A flailing Dustin Ackley is hitting .116 with runners in scoring position. / Drew McKenzie, Sportspress Northwest

Following the Mariners’ 10-3 loss Sunday to the Los Angeles Angels at Safeco Field, Lloyd McClendon characterized the game as “the worst we’ve played all year,” adding, “I can’t imagine a better time for the All-Star break.” McClendon could have also chipped in another obvious thought — that the club’s fan base needed a break from the Mariners as much as the team needed one from baseball.

The beleaguered souls who unwisely invested their emotional dollars in the Mariners witnessed something damn close to historic in a first half that thudded to a 41-48 close, representing a 7.5-game deficit in the AL West. We’ll get to the near-historic part in a bit.

The Mariners lost 14 series in the first half, posting a 2-12 record in the final games. Had they won a just a handful of series-enders, those preseason playoff predictions that now look so dumb would still look good.

The Mariners also lost 27 times in the first half in games decided by two or fewer runs. Had they won only a third of them, they would be in playoff contention instead of a half-game out of last place in the wild card standings. The Mariners certainly had their chances, illustrated best by these seven:

  • April 26 (4-2 to Minnesota at Safeco Field): Went 0-for-12 with runners in scoring position and stranded eight.
  • May 5 (5-4 to Angels at Anaheim): Went 3-for-13 with runners in scoring position (Dustin Ackley left three) and stranded eight.
  • May 13 (4-2 to San Diego at Safeco Field): Went 1-for-13 with runners in scoring position and stranded 10.
  • May 21 (5-4 to Baltimore at Camden Yards): Went 3-for-15 with runners in scoring position and left 13 on base.
  • June 4 (2-1 to Tampa Bay at Safeco Field): Went 1-for-11 with runners in scoring position and stranded 10.
  • June 5 (1-0 to Tampa Bay at Safeco Field): Went 0-for-7 with runners in scoring position and stranded nine.
  • July 8 (5-4 loss to Detroit at Safeco Field): Went 0-for-14 with runners in scoring position (Ackley 2, Kyle Seager 2) and stranded 11.

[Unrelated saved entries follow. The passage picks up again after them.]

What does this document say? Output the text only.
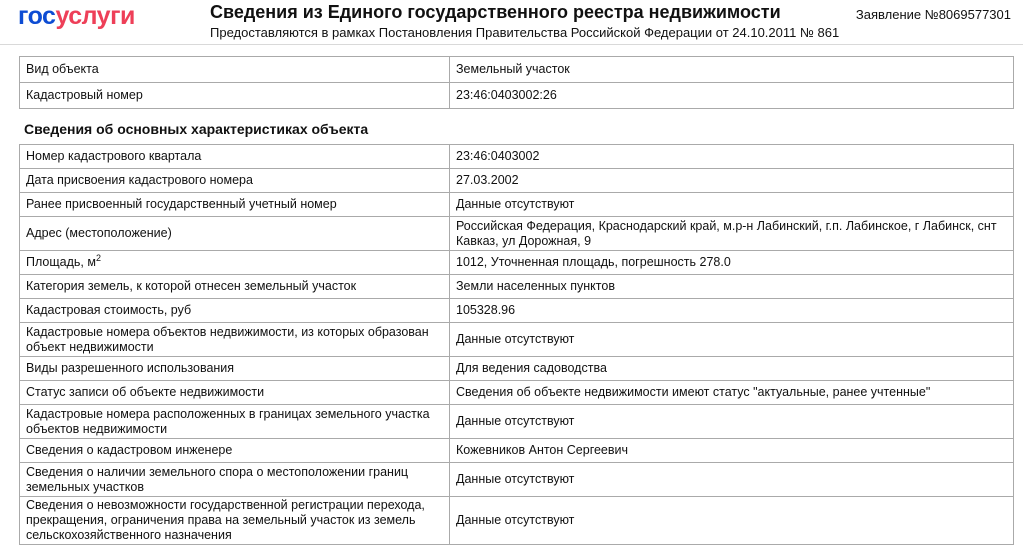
госуслуги	Сведения из Единого государственного реестра недвижимости
Предоставляются в рамках Постановления Правительства Российской Федерации от 24.10.2011 № 861
Заявление №8069577301
Вид объекта	Земельный участок
Кадастровый номер	23:46:0403002:26
Сведения об основных характеристиках объекта
Номер кадастрового квартала	23:46:0403002
Дата присвоения кадастрового номера	27.03.2002
Ранее присвоенный государственный учетный номер	Данные отсутствуют
Адрес (местоположение)	Российская Федерация, Краснодарский край, м.р-н Лабинский, г.п. Лабинское, г Лабинск, снт Кавказ, ул Дорожная, 9
Площадь, $м^2$	1012, Уточненная площадь, погрешность 278.0
Категория земель, к которой отнесен земельный участок	Земли населенных пунктов
Кадастровая стоимость, руб	105328.96
Кадастровые номера объектов недвижимости, из которых образован объект недвижимости	Данные отсутствуют
Виды разрешенного использования	Для ведения садоводства
Статус записи об объекте недвижимости	Сведения об объекте недвижимости имеют статус "актуальные, ранее учтенные"
Кадастровые номера расположенных в границах земельного участка объектов недвижимости	Данные отсутствуют
Сведения о кадастровом инженере	Кожевников Антон Сергеевич
Сведения о наличии земельного спора о местоположении границ земельных участков	Данные отсутствуют
Сведения о невозможности государственной регистрации перехода, прекращения, ограничения права на земельный участок из земель сельскохозяйственного назначения	Данные отсутствуют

If the Mariners had cashed in those games, they would start the second half 48-41, a half-game behind the Angels (48-40) for the division lead. They didn’t. With the game there for the taking, the Mariners almost always gagged.

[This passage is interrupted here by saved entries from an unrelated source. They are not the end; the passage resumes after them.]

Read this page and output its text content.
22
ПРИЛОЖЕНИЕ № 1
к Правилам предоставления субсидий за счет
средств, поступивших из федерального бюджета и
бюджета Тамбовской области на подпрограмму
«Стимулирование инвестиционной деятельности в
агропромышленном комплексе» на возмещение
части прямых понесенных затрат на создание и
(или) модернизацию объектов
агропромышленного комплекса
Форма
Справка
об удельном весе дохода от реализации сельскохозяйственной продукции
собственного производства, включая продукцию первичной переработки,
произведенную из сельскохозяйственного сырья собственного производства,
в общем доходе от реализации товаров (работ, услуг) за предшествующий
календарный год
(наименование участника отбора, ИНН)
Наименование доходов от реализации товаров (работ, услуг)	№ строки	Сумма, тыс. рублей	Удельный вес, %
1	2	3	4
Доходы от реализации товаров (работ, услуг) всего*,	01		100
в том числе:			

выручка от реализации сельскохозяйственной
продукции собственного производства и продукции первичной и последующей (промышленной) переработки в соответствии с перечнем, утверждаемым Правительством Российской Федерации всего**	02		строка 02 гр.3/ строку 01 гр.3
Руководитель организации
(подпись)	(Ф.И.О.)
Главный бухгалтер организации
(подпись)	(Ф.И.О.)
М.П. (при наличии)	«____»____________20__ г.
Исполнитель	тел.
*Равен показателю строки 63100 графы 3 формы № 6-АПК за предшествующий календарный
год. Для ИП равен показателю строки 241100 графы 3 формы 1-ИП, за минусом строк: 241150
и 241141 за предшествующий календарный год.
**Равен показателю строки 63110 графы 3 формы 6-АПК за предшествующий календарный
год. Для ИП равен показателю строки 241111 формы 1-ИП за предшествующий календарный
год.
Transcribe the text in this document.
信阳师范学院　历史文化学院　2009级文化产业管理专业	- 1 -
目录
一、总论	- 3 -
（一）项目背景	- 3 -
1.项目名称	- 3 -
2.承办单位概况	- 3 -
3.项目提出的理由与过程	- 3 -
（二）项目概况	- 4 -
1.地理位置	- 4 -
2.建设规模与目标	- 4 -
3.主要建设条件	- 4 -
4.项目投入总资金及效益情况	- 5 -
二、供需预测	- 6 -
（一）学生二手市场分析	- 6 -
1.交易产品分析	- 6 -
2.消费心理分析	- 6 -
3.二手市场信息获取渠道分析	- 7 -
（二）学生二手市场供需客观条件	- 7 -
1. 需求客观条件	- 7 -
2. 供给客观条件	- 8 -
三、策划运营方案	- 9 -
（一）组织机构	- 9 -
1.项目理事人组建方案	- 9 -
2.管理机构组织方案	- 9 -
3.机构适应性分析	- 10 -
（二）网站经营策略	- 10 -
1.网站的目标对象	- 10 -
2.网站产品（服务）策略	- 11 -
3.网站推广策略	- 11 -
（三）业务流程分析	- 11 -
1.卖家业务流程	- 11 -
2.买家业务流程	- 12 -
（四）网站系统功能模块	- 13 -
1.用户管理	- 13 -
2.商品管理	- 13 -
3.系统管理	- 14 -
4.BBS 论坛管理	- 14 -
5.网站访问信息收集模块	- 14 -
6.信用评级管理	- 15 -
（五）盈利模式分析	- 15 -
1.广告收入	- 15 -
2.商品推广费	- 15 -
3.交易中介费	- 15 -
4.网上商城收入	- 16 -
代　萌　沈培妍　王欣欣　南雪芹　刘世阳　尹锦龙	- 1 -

The Mariners hit .209 in the first half with runners in scoring position. It’s one thing to rank last in the majors in an offensive category, as the Mariners do in this one (they also rank last in team batting average at .236), but quite another to rank, even with the second half to play, as the worst RISP team in 46 years and the fourth-worst in history.

Dismal with RISP:

Year Team Manager RISP Skinny
1969 Padres Preston Gomez .201 Expansion team finished 52-110
1968 Mets Gil Hodges .204 Rotation had Tom Seaver, Nolan Ryan
1963 Senators Mickey Vernon .207 Ex-Sea. mgr. Chuck Cottier hit .205
2015 Mariners Lloyd McClendon .209 Morrison .111, Ackley .116
1981 Mets Joe Torre .210 Went 51-62 in strike-shortened season
2015 Reds Bryan Price .210 39-47, 4th place in NL Central
1967 Dodgers Walter Alston .211 Ex-Sea mgr. Jim Lefebvre hit .261
1968 Angels Bill Rigney .212 Finished 67-95, 36 games out of first
1972 Padres Preston Gomez .213 Finished 58-95, 6th in NL West
1972 Mets Yogi Berra .213 Hit .225 overall with a .639 OPS

If the 1963 Washington Senators – now the Texas Rangers – hadn’t hit .207, the Mariners would be the worst RISP team in nearly 50 years of American League play. Of course, the Mariners still have plenty of time to leap past the Senators, 1968 Mets and 1969 Padres, in what would be an epic underachievement.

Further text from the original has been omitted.